Nous n’allons pas accabler ce pauvre Xavier Beulin - déjà suffisamement aux prises avec ses contradictions de président de la FNSEA alors qu’il est aussi le PDG du groupe Avril (ex-Sofiproteol), multinationale de l’agroalimentaire dont les intérêts sont, pour le moins, peu conformes à ceux de la cause paysanne - mais le fait est que le dernier scandale révélé par L214 n’arrange pas ses affaires. Poursuivant sa campagne antiviande, l’association a diffusé des images épouvantables de poule pondeuses confinées dans leurs cages de torture. Après les abattoirs de la honte, les poulaillers de la mort. Pauvres volatiles de batterie, blessés ou déplumés ; séquestrés parmi les cadavres putréfiés d’autres oiseaux ou envahis pas la vermine. Ce qui n’est qu’une scène courante de l’agriculture industrielle prend un relief particulier quand on sait que l’élevage en question, situé dans l’Ain, fournit la marque Matines, filiale d’Avril, et leader français du marché de l’œuf industriel présent dans toutes les grandes surfaces.

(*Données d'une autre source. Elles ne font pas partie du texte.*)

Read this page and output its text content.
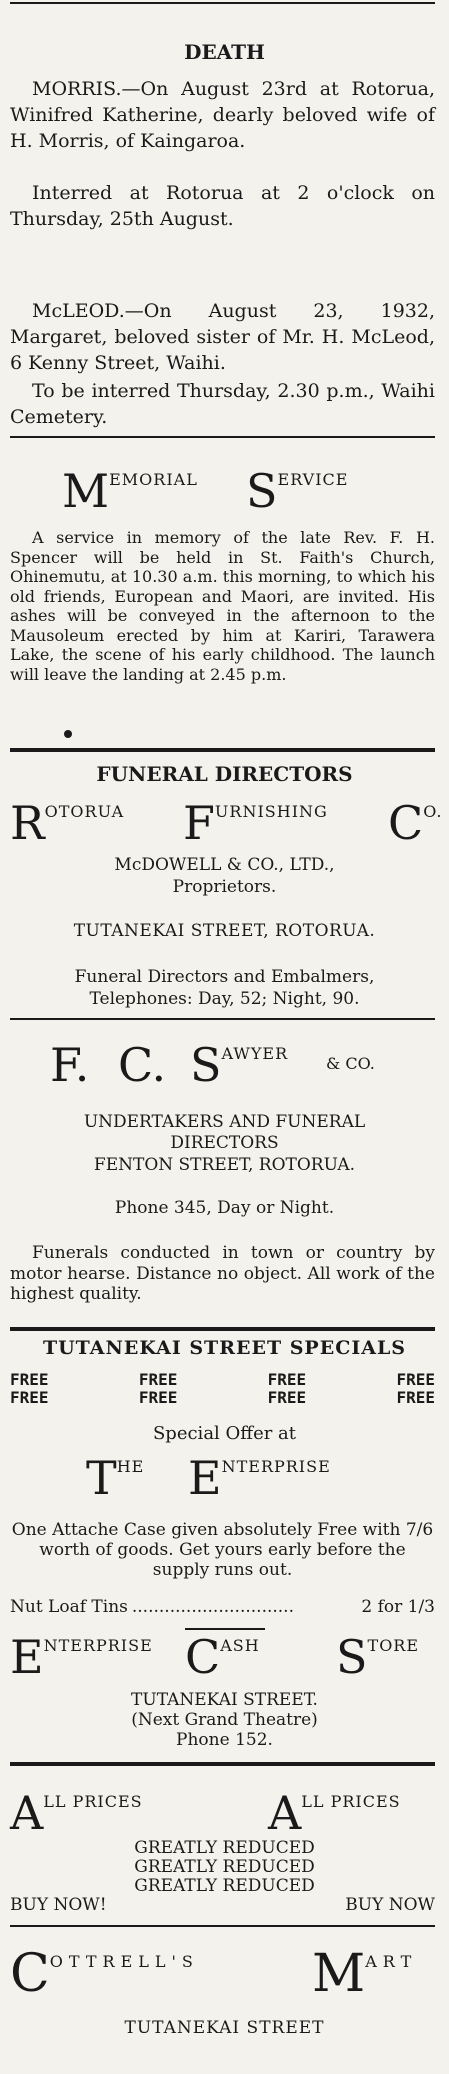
DEATH
MORRIS.—On August 23rd at Rotorua, Winifred Katherine, dearly beloved wife of H. Morris, of Kaingaroa.
Interred at Rotorua at 2 o'clock on Thursday, 25th August.
McLEOD.—On August 23, 1932, Margaret, beloved sister of Mr. H. McLeod, 6 Kenny Street, Waihi.
To be interred Thursday, 2.30 p.m., Waihi Cemetery.
MEMORIAL SERVICE
A service in memory of the late Rev. F. H. Spencer will be held in St. Faith's Church, Ohinemutu, at 10.30 a.m. this morning, to which his old friends, European and Maori, are invited. His ashes will be conveyed in the afternoon to the Mausoleum erected by him at Kariri, Tarawera Lake, the scene of his early childhood. The launch will leave the landing at 2.45 p.m.
FUNERAL DIRECTORS
ROTORUA FURNISHING CO.
McDOWELL & CO., LTD.,
Proprietors.
TUTANEKAI STREET, ROTORUA.
Funeral Directors and Embalmers,
Telephones: Day, 52; Night, 90.
F. C. SAWYER
& CO.
UNDERTAKERS AND FUNERAL
DIRECTORS
FENTON STREET, ROTORUA.
Phone 345, Day or Night.
Funerals conducted in town or country by motor hearse. Distance no object. All work of the highest quality.
TUTANEKAI STREET SPECIALS
FREE	FREE	FREE	FREE
FREE	FREE	FREE	FREE
Special Offer at
THE ENTERPRISE
One Attache Case given absolutely Free with 7/6 worth of goods. Get yours early before the supply runs out.
Nut Loaf Tins ..............................	2 for 1/3
ENTERPRISE CASH STORE
TUTANEKAI STREET.
(Next Grand Theatre)
Phone 152.
ALL PRICES	ALL PRICES
GREATLY REDUCED
GREATLY REDUCED
GREATLY REDUCED
BUY NOW!	BUY NOW
COTTRELL'S MART
TUTANEKAI STREET
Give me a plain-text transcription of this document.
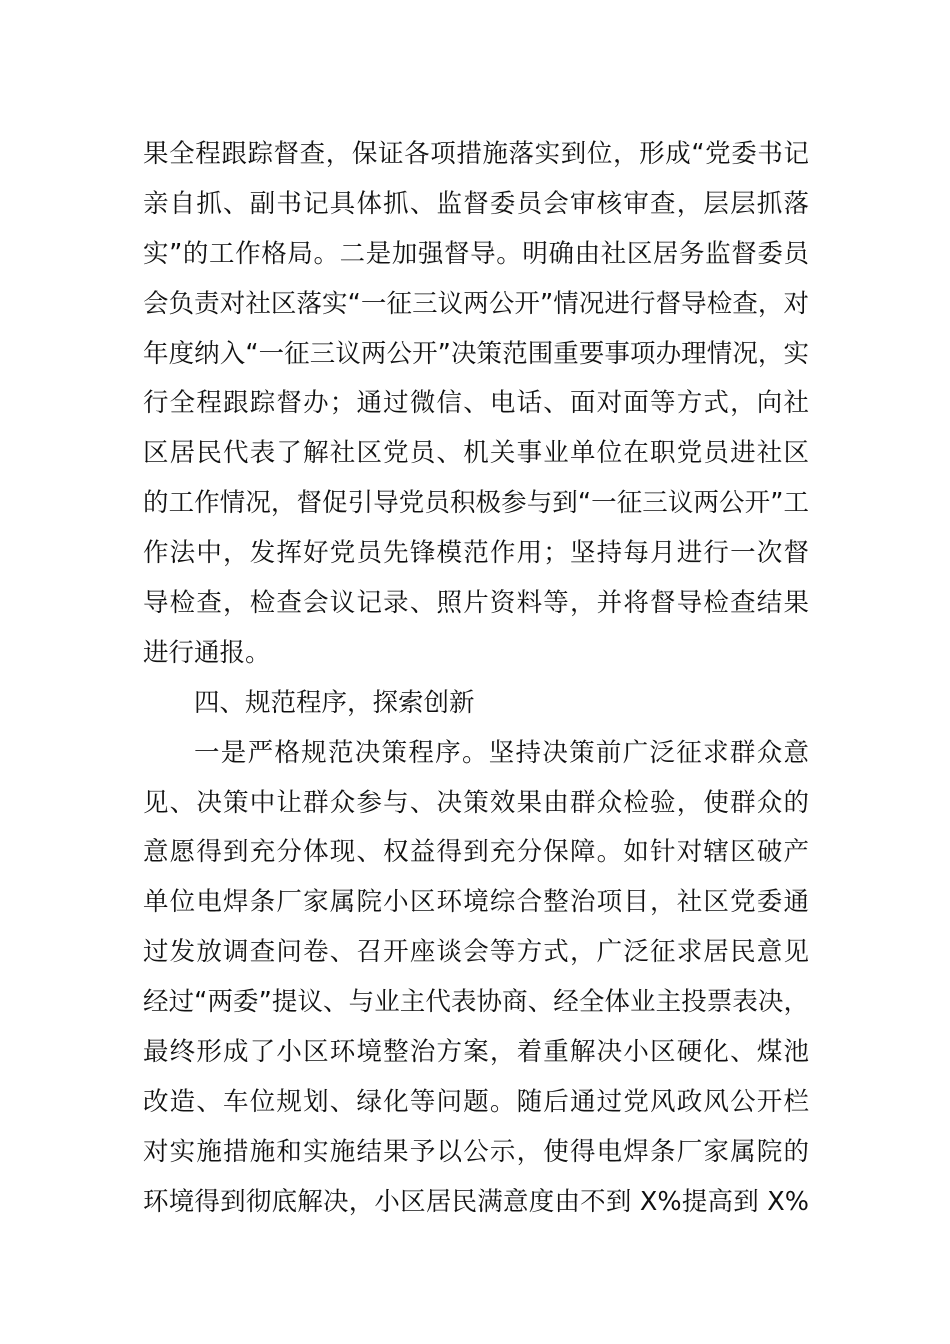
果全程跟踪督查，保证各项措施落实到位，形成“党委书记
亲自抓、副书记具体抓、监督委员会审核审查，层层抓落
实”的工作格局。二是加强督导。明确由社区居务监督委员
会负责对社区落实“一征三议两公开”情况进行督导检查，对
年度纳入“一征三议两公开”决策范围重要事项办理情况，实
行全程跟踪督办；通过微信、电话、面对面等方式，向社
区居民代表了解社区党员、机关事业单位在职党员进社区
的工作情况，督促引导党员积极参与到“一征三议两公开”工
作法中，发挥好党员先锋模范作用；坚持每月进行一次督
导检查，检查会议记录、照片资料等，并将督导检查结果
进行通报。
四、规范程序，探索创新
一是严格规范决策程序。坚持决策前广泛征求群众意
见、决策中让群众参与、决策效果由群众检验，使群众的
意愿得到充分体现、权益得到充分保障。如针对辖区破产
单位电焊条厂家属院小区环境综合整治项目，社区党委通
过发放调查问卷、召开座谈会等方式，广泛征求居民意见
经过“两委”提议、与业主代表协商、经全体业主投票表决，
最终形成了小区环境整治方案，着重解决小区硬化、煤池
改造、车位规划、绿化等问题。随后通过党风政风公开栏
对实施措施和实施结果予以公示，使得电焊条厂家属院的
环境得到彻底解决，小区居民满意度由不到 X%提高到 X%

À la lecture de la charte de cette société, riche en formules vantant l’exigence et l’éthique de la marque, on comprend le désarroi de Xavier Beulin quand il a appris la nouvelle. Non pas que le grand patron soit coupable de ne pas poster un inspecteur derrière chaque fournisseur, nous ne lui faisons pas ce procès, mais il s’obstine à jouer sans cesse le père la vertu dans le genre « moi président, on ne me prendra pas en défaut ». Une première fois ce fut pour ses usines à poulets broyés Farmor, qui importaient de la volaille congelée du Brésil, alors qu’il lançaient ses militants sur les routes pour traquer les camions chargés de produits étrangers. Pris par les caméras de l’émission Capital, sur M6, il s’empressa de revendre Farmor à un concurrent. Aujourd’hui, ce sont des œufs issus d’un poulailler concentrationnaire. Le problème est simple, Xavier Beulin ne peut pas jouer continuellement sur les deux tableaux en nous faisant croire que tout cela est compatible.

Gruger le consommateur

On touche là au système dont il vante les vertus. L’agriculture industrielle conduit à la malbouffe financiarisée, et c’est aujourd’hui le patron de premier syndicat agricole français, la FNSEA, qui engrange les bénéfices de cette horreur économique. Évidemment, sa complice la grande distribution s’en frotte les mains, puisque cela permet de gruger un peu plus le consommateur avec de belles étiquettes vantant les charmes de la nature. Le mieux serait donc que Xavier Beulin se consacre exclusivement à ce qu’il sait faire le mieux, à savoir transformer les campagnes en usines, sans avoir à se travestir en leader paysan. Qu’il renonce à ses responsabilités syndicales, il n’en aura que les mains et la conscience libérées pour gérer plus efficacement les œufs Matines, les abattoirs de porcs Abera, les volailles Glon-Sanders, les produits de nutrition animales Adonial, les huiles Lesieur et Puget, les oléochimiques roumains transformés en bio diesel Expur, les agrocarburants Diester, les détergents Oléon, tout en président le port de La Rochelle, la génétique animale Hendrix Genetics, les OGM Biogemma, le conseil économique et social de la région Centre, et l’Institut de prospective économique du monde méditerranéen (Ipemed).

On comprend avec quelle célérité Xavier Beulin accourt au chevet des éleveurs de porcs en détresse.